夫が大学生のときに買ってから、15年以上経ったものだ。物持ちがいい人に堅実なメーカーが合わさるとこうなるんだなという好例。洗濯機が現役なことを、彼はよく自慢していた。だから壊れていることをすぐに認めない予感がして、10分様子を見た。何もせず待ったり、ボタンを押したり、水道の栓を開けたり閉めたりした。壊れたと認定し、ようやく彼を呼び、「完全に壊れているので、私のせいにすることなく、余計なことも一切言わず、今日買いに行くと決めて調査を開始してください」と告げた。一瞬、いや、そうは言ってもさ、みたいな空気を出したものの、私がやったのと同じようにあれこれいじったあと、納得したように去った。
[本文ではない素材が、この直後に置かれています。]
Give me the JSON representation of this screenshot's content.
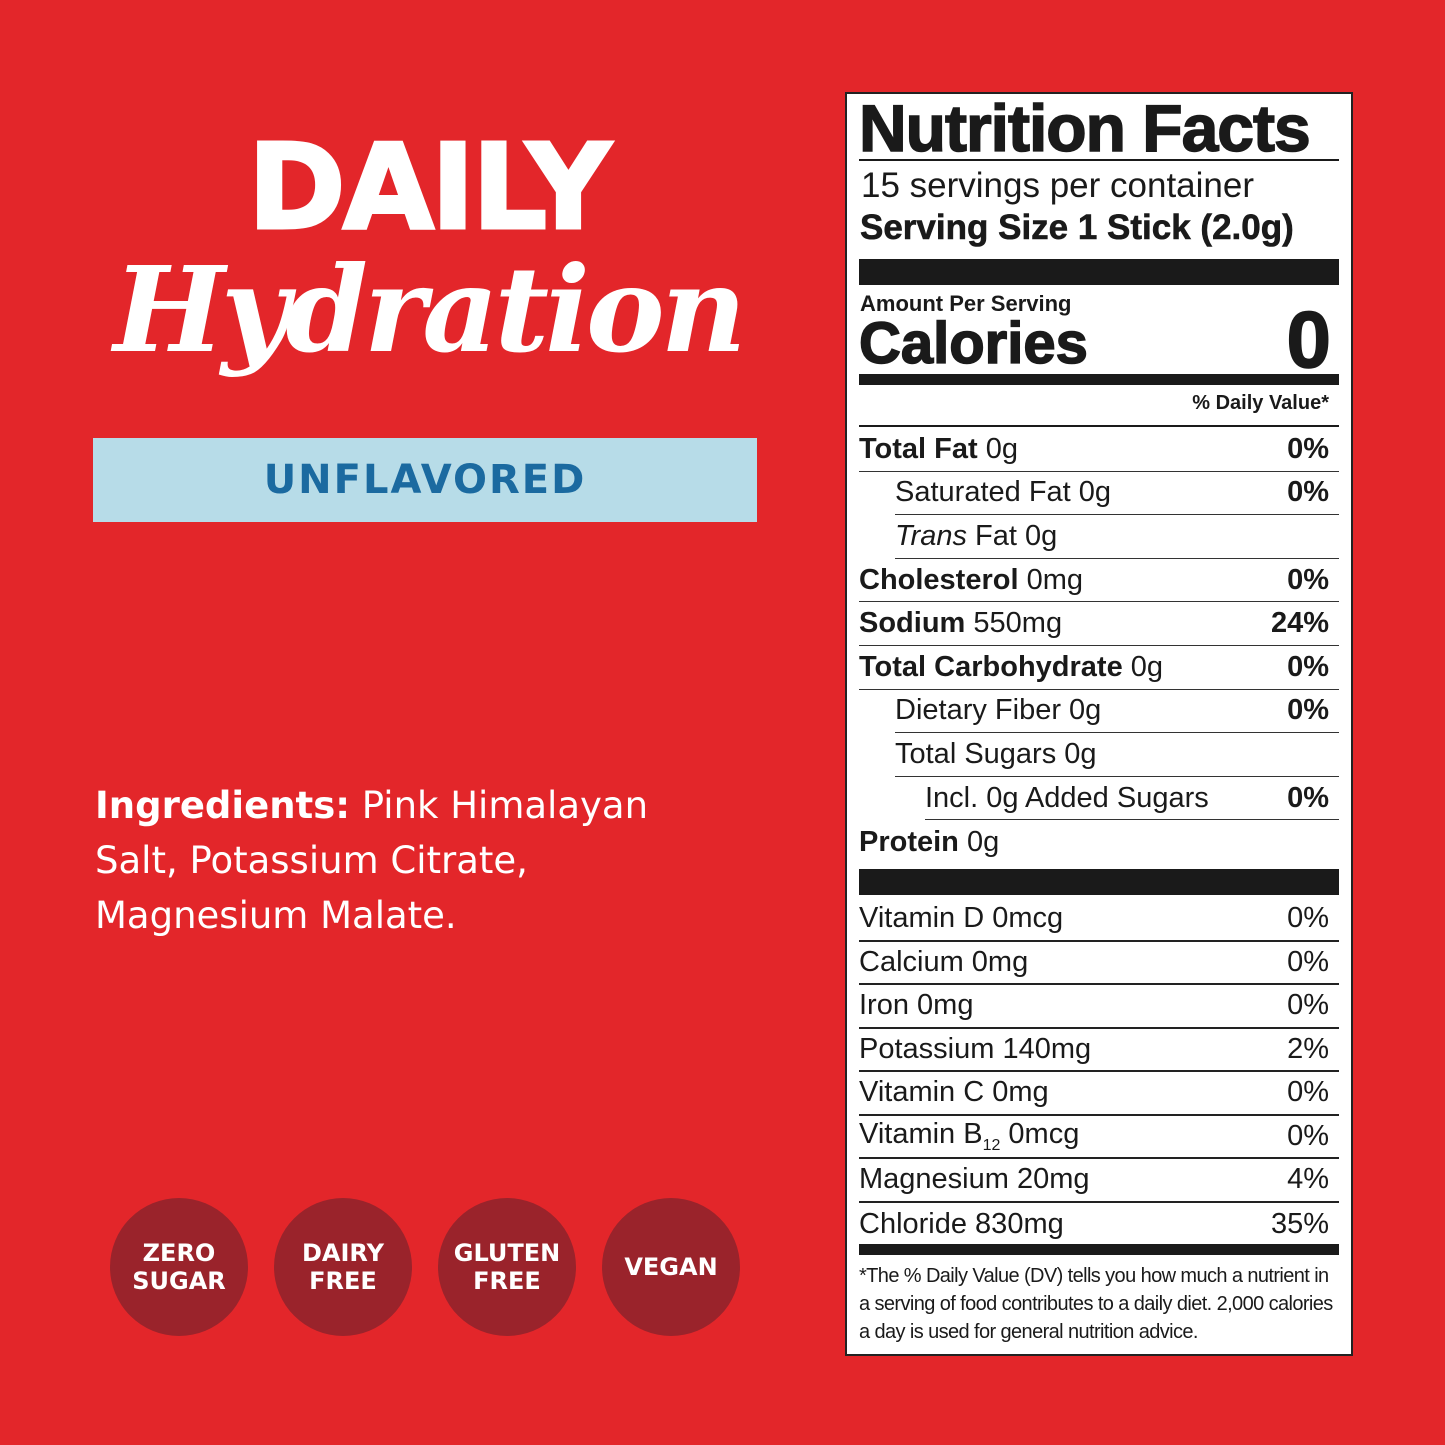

私は洗濯機に入れてしまったものを出し、お風呂で手洗いを始めた。排水口がついている、折りたたみのバケツ。壊れたのが、冷たい水が気持ちいい季節でよかった。洗剤の匂いは好きだ。窓から太陽の光が入る。ちょっと手出しして、ああこれは長くなると気づき、スマホを取りに行った。音楽を流す。1時間。私は手が小さく、水切りが甘くなる。床を濡らしながらベランダに行く。
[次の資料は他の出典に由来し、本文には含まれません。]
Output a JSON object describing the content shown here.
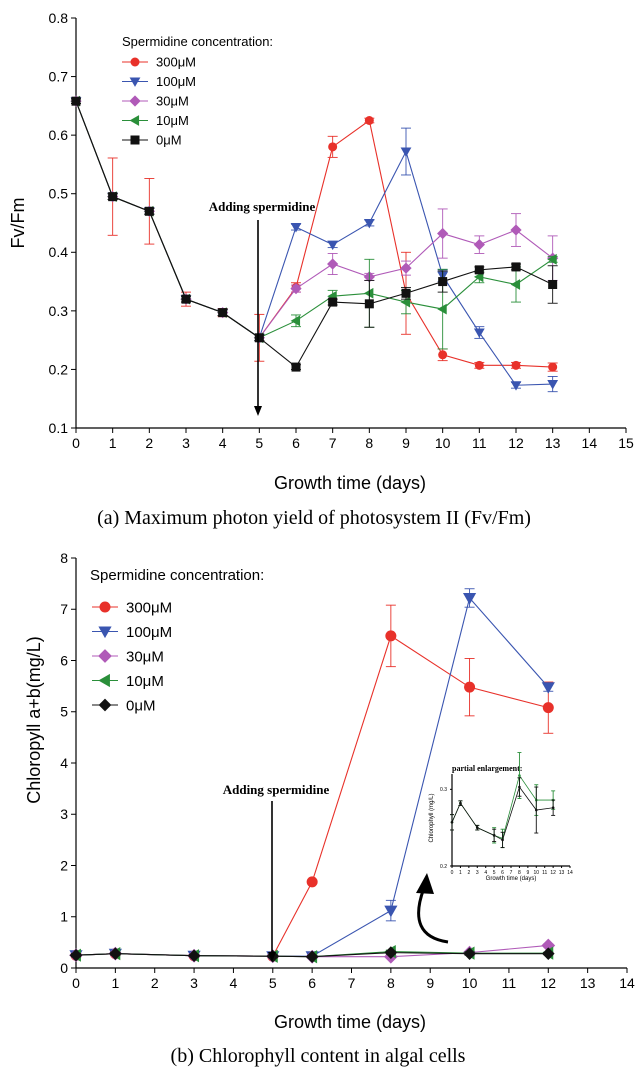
{
  "chart_data": [
    {
      "type": "line",
      "caption": "(a) Maximum photon yield of photosystem II (Fv/Fm)",
      "xlabel": "Growth time (days)",
      "ylabel": "Fv/Fm",
      "xlim": [
        0,
        15
      ],
      "ylim": [
        0.1,
        0.8
      ],
      "xticks": [
        0,
        1,
        2,
        3,
        4,
        5,
        6,
        7,
        8,
        9,
        10,
        11,
        12,
        13,
        14,
        15
      ],
      "yticks": [
        0.1,
        0.2,
        0.3,
        0.4,
        0.5,
        0.6,
        0.7,
        0.8
      ],
      "legend_title": "Spermidine concentration:",
      "legend_position": "top-left",
      "annotation": "Adding spermidine",
      "annotation_x": 5,
      "series": [
        {
          "name": "300μM",
          "color": "#e8312a",
          "marker": "circle",
          "x": [
            0,
            1,
            2,
            3,
            4,
            5,
            6,
            7,
            8,
            9,
            10,
            11,
            12,
            13
          ],
          "y": [
            0.658,
            0.495,
            0.47,
            0.32,
            0.297,
            0.254,
            0.34,
            0.58,
            0.625,
            0.33,
            0.225,
            0.207,
            0.207,
            0.204
          ],
          "err": [
            0.004,
            0.066,
            0.056,
            0.012,
            0.007,
            0.04,
            0.008,
            0.018,
            0.004,
            0.07,
            0.01,
            0.005,
            0.005,
            0.007
          ]
        },
        {
          "name": "100μM",
          "color": "#3a55b0",
          "marker": "triangle-down",
          "x": [
            0,
            1,
            2,
            3,
            4,
            5,
            6,
            7,
            8,
            9,
            10,
            11,
            12,
            13
          ],
          "y": [
            0.658,
            0.495,
            0.47,
            0.32,
            0.297,
            0.254,
            0.443,
            0.413,
            0.45,
            0.572,
            0.36,
            0.263,
            0.173,
            0.175
          ],
          "err": [
            0.004,
            0.005,
            0.005,
            0.005,
            0.005,
            0.005,
            0.005,
            0.005,
            0.005,
            0.04,
            0.01,
            0.01,
            0.005,
            0.013
          ]
        },
        {
          "name": "30μM",
          "color": "#b05ab8",
          "marker": "diamond",
          "x": [
            0,
            1,
            2,
            3,
            4,
            5,
            6,
            7,
            8,
            9,
            10,
            11,
            12,
            13
          ],
          "y": [
            0.658,
            0.495,
            0.47,
            0.32,
            0.297,
            0.254,
            0.338,
            0.38,
            0.358,
            0.373,
            0.432,
            0.413,
            0.438,
            0.39
          ],
          "err": [
            0.004,
            0.005,
            0.005,
            0.005,
            0.005,
            0.005,
            0.006,
            0.018,
            0.006,
            0.012,
            0.042,
            0.015,
            0.028,
            0.038
          ]
        },
        {
          "name": "10μM",
          "color": "#2a8f3a",
          "marker": "triangle-left",
          "x": [
            0,
            1,
            2,
            3,
            4,
            5,
            6,
            7,
            8,
            9,
            10,
            11,
            12,
            13
          ],
          "y": [
            0.658,
            0.495,
            0.47,
            0.32,
            0.297,
            0.254,
            0.283,
            0.325,
            0.33,
            0.315,
            0.303,
            0.358,
            0.345,
            0.388
          ],
          "err": [
            0.004,
            0.005,
            0.005,
            0.005,
            0.005,
            0.005,
            0.01,
            0.01,
            0.058,
            0.02,
            0.068,
            0.01,
            0.03,
            0.005
          ]
        },
        {
          "name": "0μM",
          "color": "#111111",
          "marker": "square",
          "x": [
            0,
            1,
            2,
            3,
            4,
            5,
            6,
            7,
            8,
            9,
            10,
            11,
            12,
            13
          ],
          "y": [
            0.658,
            0.495,
            0.47,
            0.32,
            0.297,
            0.254,
            0.204,
            0.315,
            0.312,
            0.33,
            0.35,
            0.37,
            0.375,
            0.345
          ],
          "err": [
            0.004,
            0.005,
            0.005,
            0.005,
            0.005,
            0.005,
            0.004,
            0.005,
            0.04,
            0.01,
            0.018,
            0.005,
            0.005,
            0.032
          ]
        }
      ]
    },
    {
      "type": "line",
      "caption": "(b) Chlorophyll content in algal cells",
      "xlabel": "Growth time (days)",
      "ylabel": "Chloropyll a+b(mg/L)",
      "xlim": [
        0,
        14
      ],
      "ylim": [
        0,
        8
      ],
      "xticks": [
        0,
        1,
        2,
        3,
        4,
        5,
        6,
        7,
        8,
        9,
        10,
        11,
        12,
        13,
        14
      ],
      "yticks": [
        0,
        1,
        2,
        3,
        4,
        5,
        6,
        7,
        8
      ],
      "legend_title": "Spermidine concentration:",
      "legend_position": "top-left",
      "annotation": "Adding spermidine",
      "annotation_x": 5,
      "series": [
        {
          "name": "300μM",
          "color": "#e8312a",
          "marker": "circle",
          "x": [
            0,
            1,
            3,
            5,
            6,
            8,
            10,
            12
          ],
          "y": [
            0.25,
            0.28,
            0.24,
            0.23,
            1.68,
            6.48,
            5.48,
            5.08
          ],
          "err": [
            0.03,
            0.03,
            0.02,
            0.02,
            0.03,
            0.6,
            0.56,
            0.5
          ]
        },
        {
          "name": "100μM",
          "color": "#3a55b0",
          "marker": "triangle-down",
          "x": [
            0,
            1,
            3,
            5,
            6,
            8,
            10,
            12
          ],
          "y": [
            0.25,
            0.28,
            0.24,
            0.23,
            0.23,
            1.12,
            7.22,
            5.48
          ],
          "err": [
            0.03,
            0.03,
            0.02,
            0.02,
            0.03,
            0.2,
            0.18,
            0.08
          ]
        },
        {
          "name": "30μM",
          "color": "#b05ab8",
          "marker": "diamond",
          "x": [
            0,
            1,
            3,
            5,
            6,
            8,
            10,
            12
          ],
          "y": [
            0.25,
            0.28,
            0.24,
            0.23,
            0.22,
            0.22,
            0.3,
            0.44
          ],
          "err": [
            0.03,
            0.03,
            0.02,
            0.02,
            0.02,
            0.02,
            0.02,
            0.03
          ]
        },
        {
          "name": "10μM",
          "color": "#2a8f3a",
          "marker": "triangle-left",
          "x": [
            0,
            1,
            3,
            5,
            6,
            8,
            10,
            12
          ],
          "y": [
            0.25,
            0.28,
            0.24,
            0.23,
            0.22,
            0.32,
            0.29,
            0.29
          ],
          "err": [
            0.03,
            0.03,
            0.02,
            0.02,
            0.02,
            0.03,
            0.03,
            0.02
          ]
        },
        {
          "name": "0μM",
          "color": "#111111",
          "marker": "diamond-small",
          "x": [
            0,
            1,
            3,
            5,
            6,
            8,
            10,
            12
          ],
          "y": [
            0.25,
            0.28,
            0.24,
            0.23,
            0.22,
            0.3,
            0.28,
            0.28
          ],
          "err": [
            0.03,
            0.03,
            0.02,
            0.02,
            0.02,
            0.03,
            0.03,
            0.02
          ]
        }
      ],
      "inset": {
        "title": "partial enlargement:",
        "xlabel": "Growth time (days)",
        "ylabel": "Chlorophyll (mg/L)",
        "xlim": [
          0,
          14
        ],
        "ylim": [
          0.2,
          0.32
        ],
        "xticks": [
          0,
          1,
          2,
          3,
          4,
          5,
          6,
          7,
          8,
          9,
          10,
          11,
          12,
          13,
          14
        ],
        "yticks": [
          0.2,
          0.3
        ],
        "series": [
          {
            "name": "10μM",
            "color": "#2a8f3a",
            "x": [
              0,
              1,
              3,
              5,
              6,
              8,
              10,
              12
            ],
            "y": [
              0.257,
              0.282,
              0.25,
              0.24,
              0.236,
              0.318,
              0.286,
              0.286
            ],
            "err": [
              0.01,
              0.003,
              0.003,
              0.01,
              0.012,
              0.03,
              0.02,
              0.012
            ]
          },
          {
            "name": "0μM",
            "color": "#111111",
            "x": [
              0,
              1,
              3,
              5,
              6,
              8,
              10,
              12
            ],
            "y": [
              0.257,
              0.282,
              0.25,
              0.24,
              0.234,
              0.303,
              0.273,
              0.276
            ],
            "err": [
              0.01,
              0.003,
              0.003,
              0.008,
              0.01,
              0.012,
              0.03,
              0.01
            ]
          }
        ]
      }
    }
  ]
}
同じメーカーの、同じシリーズにしよう。調査を終えた夫が部屋から出てきて言った。昔買ったときより高くなってるよーとぼやく。届くまで1週間はかかるよね。あとで電気屋さんに見に行こう。

部屋がびちょびちょになっていて、彼は私を手伝いたくても安易に手伝えない。終わるまで、少し離れて待っていた。

もともとあった外出の予定にヤマダデンキを追加する。何を買うかはもう決まっているのに、白い洗濯機ばかりの空間を行き来して、フタを開け閉めして、やっぱりこれだねと言い合う。店員さんに声をかける。夫が、何を引き取ってほしくて、ポイントや送料がどうで、到着日はいつか、最終的にどれくらいの値段になるかなどを確認する。それから移動して机に座り、店員さんが書類に細かく数字や記号を書き込む姿を見た。細かく指差し確認する動きに合わせて自分の頭を動かしていたら酔った。次は何年もつかね。

夫と結婚したんだなと思った日だった。